Allowing players with deep OOC knowledge of stat blocks to play their characters as if the characters have that knowledge is not "playing the game straight." It will have the obvious effect of reducing the value of in-game options and mechanics that are there to help the party identify weaknesses, identify good tactics, or tackle a wide range of encounters.
Personally I think focusing ttrpg sessions on bosskill encounters and including very few mob, non-combat, etc. encounters is also not really playing a ttrpg straight. As they are designed for "sandbox-style play" not "wargame miniature combat-style play" But that's a more contentious claim, I suppose. Certainly there is some crossover and I'm glad people *can* get satisfying warmage miniature-style tactical combat out of it. I just don't think that when we talk about class balance, that the devs were counting only those types of scenes.
The game assumes that players do not use OoC knowledge.
Character with 22 INT will be Trained in many skills and will have better chances at RK checks than 10 INT characters.
Simple facts of the game.
Why do people feel the need to bash posters that just describe how
System mastery by its very nature means the experienced players are better. You physically cannot escape that, specially with more complex games.
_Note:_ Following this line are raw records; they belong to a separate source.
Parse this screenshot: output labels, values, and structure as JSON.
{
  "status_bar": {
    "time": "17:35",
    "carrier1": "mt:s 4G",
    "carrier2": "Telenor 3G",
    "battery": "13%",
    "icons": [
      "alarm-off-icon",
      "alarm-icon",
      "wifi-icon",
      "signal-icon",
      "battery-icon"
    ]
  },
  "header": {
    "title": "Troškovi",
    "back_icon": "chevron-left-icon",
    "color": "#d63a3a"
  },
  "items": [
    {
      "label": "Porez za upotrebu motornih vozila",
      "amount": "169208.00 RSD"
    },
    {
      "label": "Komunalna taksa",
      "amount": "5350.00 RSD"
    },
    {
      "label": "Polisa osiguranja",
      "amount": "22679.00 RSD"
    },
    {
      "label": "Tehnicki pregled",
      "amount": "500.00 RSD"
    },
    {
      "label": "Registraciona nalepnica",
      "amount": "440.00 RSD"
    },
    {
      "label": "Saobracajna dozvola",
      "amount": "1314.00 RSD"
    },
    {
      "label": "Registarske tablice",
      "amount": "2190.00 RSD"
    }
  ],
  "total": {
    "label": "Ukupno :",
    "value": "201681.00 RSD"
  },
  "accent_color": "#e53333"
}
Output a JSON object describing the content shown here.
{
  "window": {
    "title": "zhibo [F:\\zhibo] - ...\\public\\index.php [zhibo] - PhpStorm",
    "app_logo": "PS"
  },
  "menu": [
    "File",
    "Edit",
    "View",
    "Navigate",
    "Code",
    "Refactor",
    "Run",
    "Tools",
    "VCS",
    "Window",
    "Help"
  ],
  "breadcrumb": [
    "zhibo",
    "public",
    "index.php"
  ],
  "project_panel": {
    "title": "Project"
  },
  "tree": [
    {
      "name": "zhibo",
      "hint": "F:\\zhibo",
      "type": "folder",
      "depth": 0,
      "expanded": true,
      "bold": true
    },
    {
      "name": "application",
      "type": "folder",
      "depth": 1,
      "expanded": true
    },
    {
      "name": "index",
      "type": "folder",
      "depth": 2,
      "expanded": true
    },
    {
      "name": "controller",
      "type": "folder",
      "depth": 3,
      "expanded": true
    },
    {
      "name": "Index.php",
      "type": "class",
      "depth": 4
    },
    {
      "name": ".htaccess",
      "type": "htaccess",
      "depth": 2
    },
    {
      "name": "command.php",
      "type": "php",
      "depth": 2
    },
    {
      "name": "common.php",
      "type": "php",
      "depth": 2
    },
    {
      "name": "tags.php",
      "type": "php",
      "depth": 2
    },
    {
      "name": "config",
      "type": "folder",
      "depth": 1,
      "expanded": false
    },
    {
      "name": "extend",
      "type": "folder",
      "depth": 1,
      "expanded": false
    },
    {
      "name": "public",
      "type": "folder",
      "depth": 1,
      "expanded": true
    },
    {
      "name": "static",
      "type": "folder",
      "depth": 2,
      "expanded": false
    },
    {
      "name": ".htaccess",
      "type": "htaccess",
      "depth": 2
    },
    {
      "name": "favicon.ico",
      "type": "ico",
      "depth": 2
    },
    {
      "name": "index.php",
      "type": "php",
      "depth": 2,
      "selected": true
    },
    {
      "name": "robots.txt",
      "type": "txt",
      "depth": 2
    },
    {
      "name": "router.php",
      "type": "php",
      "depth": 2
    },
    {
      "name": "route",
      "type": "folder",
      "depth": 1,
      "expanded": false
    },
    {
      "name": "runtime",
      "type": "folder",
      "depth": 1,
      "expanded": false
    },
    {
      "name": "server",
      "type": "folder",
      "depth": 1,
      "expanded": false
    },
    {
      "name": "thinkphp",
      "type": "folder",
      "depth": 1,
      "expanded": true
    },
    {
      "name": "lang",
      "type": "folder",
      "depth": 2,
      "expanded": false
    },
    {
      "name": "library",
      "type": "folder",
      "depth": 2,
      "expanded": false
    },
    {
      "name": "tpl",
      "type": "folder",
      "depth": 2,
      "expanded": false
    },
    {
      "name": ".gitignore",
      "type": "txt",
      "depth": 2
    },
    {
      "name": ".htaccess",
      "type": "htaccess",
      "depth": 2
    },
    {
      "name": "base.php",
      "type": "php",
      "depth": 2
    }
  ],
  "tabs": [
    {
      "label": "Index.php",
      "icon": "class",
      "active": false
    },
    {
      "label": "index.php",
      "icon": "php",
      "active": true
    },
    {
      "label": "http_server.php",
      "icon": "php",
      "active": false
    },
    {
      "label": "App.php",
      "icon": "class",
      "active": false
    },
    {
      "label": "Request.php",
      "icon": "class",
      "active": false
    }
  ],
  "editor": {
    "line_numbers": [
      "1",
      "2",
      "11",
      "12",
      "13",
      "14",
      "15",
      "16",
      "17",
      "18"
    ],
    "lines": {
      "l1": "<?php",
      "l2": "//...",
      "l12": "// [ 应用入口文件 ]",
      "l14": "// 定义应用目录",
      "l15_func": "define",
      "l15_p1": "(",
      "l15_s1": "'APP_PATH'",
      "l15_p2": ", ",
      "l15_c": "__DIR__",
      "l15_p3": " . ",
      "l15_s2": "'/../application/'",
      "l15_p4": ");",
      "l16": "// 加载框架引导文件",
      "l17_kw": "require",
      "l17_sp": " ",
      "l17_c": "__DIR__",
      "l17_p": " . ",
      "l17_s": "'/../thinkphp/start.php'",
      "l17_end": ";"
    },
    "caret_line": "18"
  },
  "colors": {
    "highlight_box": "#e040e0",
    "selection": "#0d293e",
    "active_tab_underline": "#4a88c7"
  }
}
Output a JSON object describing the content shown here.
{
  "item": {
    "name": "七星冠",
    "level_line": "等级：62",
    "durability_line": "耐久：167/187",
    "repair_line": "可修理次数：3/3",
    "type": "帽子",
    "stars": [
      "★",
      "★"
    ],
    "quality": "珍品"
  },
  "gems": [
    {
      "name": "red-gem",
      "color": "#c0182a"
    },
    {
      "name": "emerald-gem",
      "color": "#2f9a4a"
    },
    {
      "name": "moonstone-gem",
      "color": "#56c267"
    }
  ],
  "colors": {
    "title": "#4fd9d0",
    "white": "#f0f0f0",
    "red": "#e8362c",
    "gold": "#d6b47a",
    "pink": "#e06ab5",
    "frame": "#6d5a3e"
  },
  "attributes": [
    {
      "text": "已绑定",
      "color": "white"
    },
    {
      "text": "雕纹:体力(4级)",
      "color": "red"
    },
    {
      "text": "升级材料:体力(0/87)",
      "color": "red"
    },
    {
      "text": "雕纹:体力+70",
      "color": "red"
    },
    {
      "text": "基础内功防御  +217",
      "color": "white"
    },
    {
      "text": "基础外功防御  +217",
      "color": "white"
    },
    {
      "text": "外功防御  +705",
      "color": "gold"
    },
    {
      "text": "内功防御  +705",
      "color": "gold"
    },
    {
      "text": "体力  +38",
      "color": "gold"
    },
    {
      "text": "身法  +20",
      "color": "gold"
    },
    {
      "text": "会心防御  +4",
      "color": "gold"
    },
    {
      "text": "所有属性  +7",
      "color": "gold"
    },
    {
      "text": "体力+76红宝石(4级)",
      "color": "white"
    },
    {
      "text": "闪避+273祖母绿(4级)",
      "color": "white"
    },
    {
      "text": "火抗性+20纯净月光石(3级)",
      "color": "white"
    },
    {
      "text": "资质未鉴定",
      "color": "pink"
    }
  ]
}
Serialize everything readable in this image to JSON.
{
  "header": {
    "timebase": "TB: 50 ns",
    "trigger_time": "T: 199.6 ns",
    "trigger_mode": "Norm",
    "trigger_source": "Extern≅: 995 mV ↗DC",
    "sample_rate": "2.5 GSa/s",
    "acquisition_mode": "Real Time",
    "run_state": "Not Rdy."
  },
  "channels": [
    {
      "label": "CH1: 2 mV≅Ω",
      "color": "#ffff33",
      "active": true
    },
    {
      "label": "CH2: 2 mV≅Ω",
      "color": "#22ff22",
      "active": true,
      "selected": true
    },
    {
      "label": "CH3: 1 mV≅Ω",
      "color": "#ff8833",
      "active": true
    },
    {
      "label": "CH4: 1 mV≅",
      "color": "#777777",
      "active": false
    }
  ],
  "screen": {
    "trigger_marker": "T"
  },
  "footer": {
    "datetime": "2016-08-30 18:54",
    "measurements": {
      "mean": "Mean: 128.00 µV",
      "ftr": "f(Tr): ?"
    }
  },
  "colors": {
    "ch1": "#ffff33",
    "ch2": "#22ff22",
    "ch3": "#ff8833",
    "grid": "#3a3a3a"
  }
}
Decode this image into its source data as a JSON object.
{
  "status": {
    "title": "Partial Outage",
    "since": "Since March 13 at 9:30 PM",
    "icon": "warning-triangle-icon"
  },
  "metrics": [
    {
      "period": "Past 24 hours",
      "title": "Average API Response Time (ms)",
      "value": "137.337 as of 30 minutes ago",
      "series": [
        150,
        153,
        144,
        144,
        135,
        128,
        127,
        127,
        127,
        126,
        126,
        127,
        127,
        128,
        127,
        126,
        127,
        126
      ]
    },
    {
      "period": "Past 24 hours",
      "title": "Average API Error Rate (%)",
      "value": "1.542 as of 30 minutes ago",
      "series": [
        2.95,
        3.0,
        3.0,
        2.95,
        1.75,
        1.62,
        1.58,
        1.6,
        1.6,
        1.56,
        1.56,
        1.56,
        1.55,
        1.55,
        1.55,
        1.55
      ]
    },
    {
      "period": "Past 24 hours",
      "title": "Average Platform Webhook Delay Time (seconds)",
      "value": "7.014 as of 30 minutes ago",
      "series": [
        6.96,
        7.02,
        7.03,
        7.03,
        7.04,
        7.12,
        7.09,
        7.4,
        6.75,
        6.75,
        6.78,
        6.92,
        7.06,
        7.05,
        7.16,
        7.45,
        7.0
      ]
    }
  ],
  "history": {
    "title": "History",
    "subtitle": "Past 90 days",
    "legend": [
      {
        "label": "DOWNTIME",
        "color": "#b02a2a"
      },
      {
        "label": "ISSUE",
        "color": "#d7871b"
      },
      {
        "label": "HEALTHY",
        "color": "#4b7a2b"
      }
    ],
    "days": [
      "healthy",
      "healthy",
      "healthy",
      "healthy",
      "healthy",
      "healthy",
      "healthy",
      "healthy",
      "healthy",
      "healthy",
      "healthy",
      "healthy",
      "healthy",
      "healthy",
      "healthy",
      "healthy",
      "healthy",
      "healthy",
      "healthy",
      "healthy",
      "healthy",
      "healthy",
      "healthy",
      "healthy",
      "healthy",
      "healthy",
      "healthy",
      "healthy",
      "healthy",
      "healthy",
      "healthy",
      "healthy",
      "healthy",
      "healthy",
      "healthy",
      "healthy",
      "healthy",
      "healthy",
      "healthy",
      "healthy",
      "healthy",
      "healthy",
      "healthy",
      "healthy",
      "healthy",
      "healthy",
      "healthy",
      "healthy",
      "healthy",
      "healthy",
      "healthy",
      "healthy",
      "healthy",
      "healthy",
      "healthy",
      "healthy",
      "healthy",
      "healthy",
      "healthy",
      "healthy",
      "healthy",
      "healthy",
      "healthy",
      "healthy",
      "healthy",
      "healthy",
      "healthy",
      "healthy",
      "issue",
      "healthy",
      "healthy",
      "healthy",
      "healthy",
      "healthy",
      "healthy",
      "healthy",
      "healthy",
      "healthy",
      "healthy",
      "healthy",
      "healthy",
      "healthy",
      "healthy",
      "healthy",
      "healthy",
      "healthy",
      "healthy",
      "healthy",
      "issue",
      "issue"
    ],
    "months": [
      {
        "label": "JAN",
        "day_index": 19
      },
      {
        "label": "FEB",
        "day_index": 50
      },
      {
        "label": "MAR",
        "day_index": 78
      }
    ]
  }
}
Not only that but you are saying that its okay for this 1 specific class that is not at all related to knowledge outside of high Int should be punished more than all other classes who don't require it.
By your argument freaking Bard should be absolutely aweful as they are the ones that really are the "knowledge class". But what do they have instead? 8 hp, light armor training, martial weapon training, and quite literally the best focus spells in the game. I call your arguments BS.